20
Me acuerdo del día que fuimos a Vista Sorpresa.
Ya estaba confuso en aquel entonces, no se sentía bien, no estaba del todo seguro de sus pies. Había una especie de desorientación en su mirada, como si se hubiese olvidado de cepillarse el pelo. Recuerdo que llevaba la chaqueta mal abrochada. Se quedó quieto como un niño pequeño, en actitud paciente, mientras yo volvía a abrochársela.
Yo tenía catorce años.
En sus últimos años había vuelto a practicar las ocupaciones de su juventud. Hubo un tiempo en que se fijó modestos objetivos: algo de carpintería, algo de jardinería, incluso algo de bordado, aunque sus dedos ya eran demasiado torpes para la aguja. Se había vuelto lento y manso. Se ocupaba del bancal de rosas desde la mañana hasta el atardecer. Plantó rábanos; construyó una pérgola.
A veces, por la tarde, lo observaba desde la ventana: una sombra difusa y distante a la luz menguante del crepúsculo, ahora agachándose, ahora irguiéndose. Tenía algo de pastoral, era una escena rústica. Y cuando entraba en casa, cansado y silencioso, le observaba las arrugas que le circundaban la boca y los ojos, el contorno triste del rostro, y él entonces me sonreía como si, en ese estadio final, ya aceptase todo lo que había sido y era.
Una vez a la semana iba con él al mercado de la ciudad. Deambulábamos junto a vendedores que se desgañitaban, junto a relumbrantes montañas de hielo, montones de manzanas verdes, carne, centelleante pescado. Comprábamos carretadas de dulces y patatas a bajo precio. Yo cargaba con la vieja bolsa de la compra de asas de plástico rotas cada vez más pesada para mis tobillos.
A veces iba a parar, inadvertido, al fondo de la bolsa, algún elemento desperdigado: una manzana perdida, una piruleta rota. Ni siquiera en esa última fase de su vida lo abandonó el impulso que regía la agilidad de sus dedos.
Caminábamos bajo la lluvia, nos abríamos paso en medio del viento cortante, entre los toscos puestos de madera y las ondulantes lonas. Tenía un aire confundido y cansado, el cuello del largo abrigo torcido, el agua resbalándole por la cara y el cuello. Estaba perdido en el recuerdo, en un pasado desvanecido, buscaba los olores de Machane Yehuda: maíz tostado y sésamo, ajo y zaatar verde, comino y coriandro. Comprábamos coles, manzanas macadas, una bolsa de zanahorias. Él buscaba arenques salados, montañas de melones, macadamias.
Hacia el final de su vida, su lengua nativa cobró vigor, como una poderosa raíz que hubiera crecido a través de todo lo que había aprendido más tarde. Muy por debajo de las capas de conocimiento sedimentario, sus primeras palabras se habían grabado para siempre hasta el punto de que, a medida que pasaban los años y le fallaba la memoria, las palabras inglesas se iban borrando y se volvía progresivamente más dependiente de su lengua materna.
Estaba volviéndose más y más extranjero, volvía a ser él: aquel muchacho que había llegado a Inglaterra con sus medias frases y su exiguo vocabulario, con un acento tan marcado que apenas se hacía entender de nadie.
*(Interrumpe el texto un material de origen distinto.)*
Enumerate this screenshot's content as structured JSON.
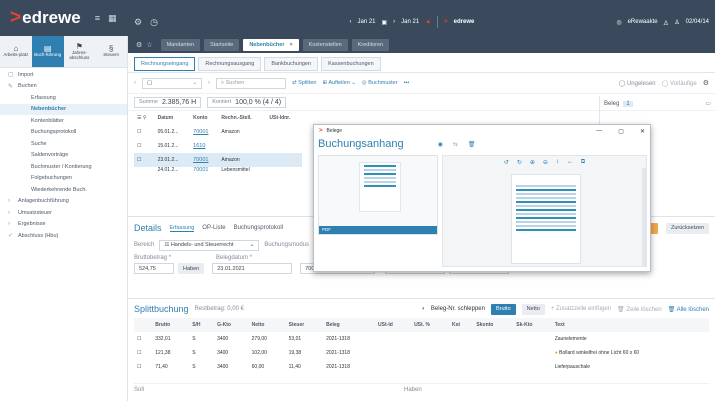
{
  "app": {
    "brand": "edrewe"
  },
  "topbar": {
    "date_from": "Jan 21",
    "date_to": "Jan 21",
    "user": "eRewaakte",
    "time": "02/04/14"
  },
  "rail": {
    "tabs": [
      {
        "label": "Arbeits-platz"
      },
      {
        "label": "Buch-führung"
      },
      {
        "label": "Jahres-abschluss"
      },
      {
        "label": "Steuern"
      }
    ],
    "nav": [
      {
        "label": "Import",
        "type": "top",
        "icon": "file-icon"
      },
      {
        "label": "Buchen",
        "type": "top",
        "icon": "pen-icon"
      },
      {
        "label": "Erfassung",
        "type": "sub"
      },
      {
        "label": "Nebenbücher",
        "type": "sub",
        "active": true
      },
      {
        "label": "Kontenblätter",
        "type": "sub"
      },
      {
        "label": "Buchungsprotokoll",
        "type": "sub"
      },
      {
        "label": "Suche",
        "type": "sub"
      },
      {
        "label": "Saldenvorträge",
        "type": "sub"
      },
      {
        "label": "Buchmuster / Kontierung",
        "type": "sub"
      },
      {
        "label": "Folgebuchungen",
        "type": "sub"
      },
      {
        "label": "Wiederkehrende Buch.",
        "type": "sub"
      },
      {
        "label": "Anlagenbuchführung",
        "type": "top",
        "icon": "chevron-right-icon"
      },
      {
        "label": "Umsatzsteuer",
        "type": "top",
        "icon": "chevron-right-icon"
      },
      {
        "label": "Ergebnisse",
        "type": "top",
        "icon": "chevron-right-icon"
      },
      {
        "label": "Abschluss (Hbu)",
        "type": "top",
        "icon": "check-icon"
      }
    ]
  },
  "main": {
    "tabs": [
      "Mandanten",
      "Startseite",
      "Nebenbücher",
      "Kostenstellen",
      "Kreditoren"
    ],
    "active_tab": "Nebenbücher",
    "subtabs": [
      "Rechnungseingang",
      "Rechnungsausgang",
      "Bankbuchungen",
      "Kassenbuchungen"
    ],
    "toolbar": {
      "search_placeholder": "Suchen",
      "splitten": "Splitten",
      "buchen": "Aufteilen",
      "buchmuster": "Buchmuster",
      "ungelesen": "Ungelesen",
      "vorlaeufige": "Vorläufige",
      "beleg_label": "Beleg",
      "beleg_count": "1"
    },
    "summary": {
      "summe_label": "Summe",
      "summe_value": "2.385,76 H",
      "kontiert_label": "Kontiert",
      "kontiert_value": "100,0 % (4 / 4)"
    },
    "table": {
      "columns": [
        "Datum",
        "Konto",
        "Rechn.-Stell.",
        "USt-Idnr."
      ],
      "rows": [
        {
          "date": "05.01.2...",
          "konto": "70001",
          "name": "Amazon",
          "sel": false
        },
        {
          "date": "15.01.2...",
          "konto": "1610",
          "name": "",
          "sel": false
        },
        {
          "date": "23.01.2...",
          "konto": "70001",
          "name": "Amazon",
          "sel": true
        },
        {
          "date": "24.01.2...",
          "konto": "70001",
          "name": "Lebensmittel",
          "sel": false
        }
      ]
    },
    "details": {
      "title": "Details",
      "tabs": [
        "Erfassung",
        "OP-Liste",
        "Buchungsprotokoll"
      ],
      "bereich_label": "Bereich",
      "bereich_value": "Handels- und Steuerrecht",
      "buchungsmodus": "Buchungsmodus",
      "bruttobetrag_label": "Bruttobetrag *",
      "bruttobetrag_value": "524,75",
      "haben": "Haben",
      "belegdatum_label": "Belegdatum *",
      "belegdatum_value": "23.01.2021",
      "konto_value": "70001",
      "zurueck_button": "Zurücksetzen"
    },
    "split": {
      "title": "Splittbuchung",
      "restbetrag": "Restbetrag: 0,00 €",
      "toggle_label": "Beleg-Nr. schleppen",
      "brutto": "Brutto",
      "netto": "Netto",
      "zeile": "Zusatzzeile einfügen",
      "zeile_del": "Zeile löschen",
      "alle": "Alle löschen",
      "columns": [
        "Brutto",
        "S/H",
        "G-Kto",
        "Netto",
        "Steuer",
        "Beleg",
        "USt-Id",
        "USt. %",
        "Kst",
        "Skonto",
        "Sk-Kto",
        "Text"
      ],
      "rows": [
        {
          "brutto": "332,01",
          "sh": "S",
          "gkto": "3400",
          "netto": "279,00",
          "steuer": "53,01",
          "beleg": "2021-1318",
          "text": "Zaunelemente"
        },
        {
          "brutto": "121,38",
          "sh": "S",
          "gkto": "3400",
          "netto": "102,00",
          "steuer": "19,38",
          "beleg": "2021-1318",
          "text": "Bollard winkelfrei ohne Licht 60 x 60"
        },
        {
          "brutto": "71,40",
          "sh": "S",
          "gkto": "3400",
          "netto": "60,00",
          "steuer": "11,40",
          "beleg": "2021-1318",
          "text": "Lieferpauschale"
        }
      ],
      "footer_soll": "Soll",
      "footer_haben": "Haben"
    }
  },
  "modal": {
    "window_title": "Belege",
    "heading": "Buchungsanhang",
    "thumb_caption": "PDF"
  }
}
Íbamos camino de Vista Sorpresa. Pero él había olvidado el camino. Las antiguas carreteras le eran extrañas. Habían desaparecido las curvas; no había mojones. El mundo ya no concordaba con el mapa que tenía en la cabeza.
Pasamos casi una hora dando vueltas en círculo. Ya estaba empezando a perder la paciencia. Tenía la cara cubierta de sudor. Se le trababa el embrague; se le calaba el motor. Observé que le temblaban las manos, tenía en los ojos una red de venas rotas.
Yo no sabía que estaba enfermo. Se me antojaba algo inexplicable. A los cincuenta y siete años se había convertido, súbitamente, en un viejo. Todo lo conocido se le había vuelto ajeno.
Le hablé en voz baja y tranquila. Quise aliviar sus miedos. Nos paramos y pedimos a una mujer que nos indicara dónde estaba Vista Sorpresa.
Por fin aparcamos, dejamos el coche a un lado y subimos trabajosamente a la cumbre de la colina azotada por el viento. Era un día claro y despejado, un día fresco de verano. Ascendimos a través de la breve ladera que se iba elevando frente al paisaje.
El valle se desplegó a nuestros pies y mi padre me cogió la mano en la suya. Recuerdo el tacto, sus dedos cortos y gruesos; las uñas amarillentas y gastadas por años de trabajo manual.
Se hizo viejo en quince días, de repente. Ya no recordaba las calles de su ciudad. Buscaba en ella el bulevar Rothschild, la avenida Pinsker, la plaza Dizengoff, la calle Ben Yehuda.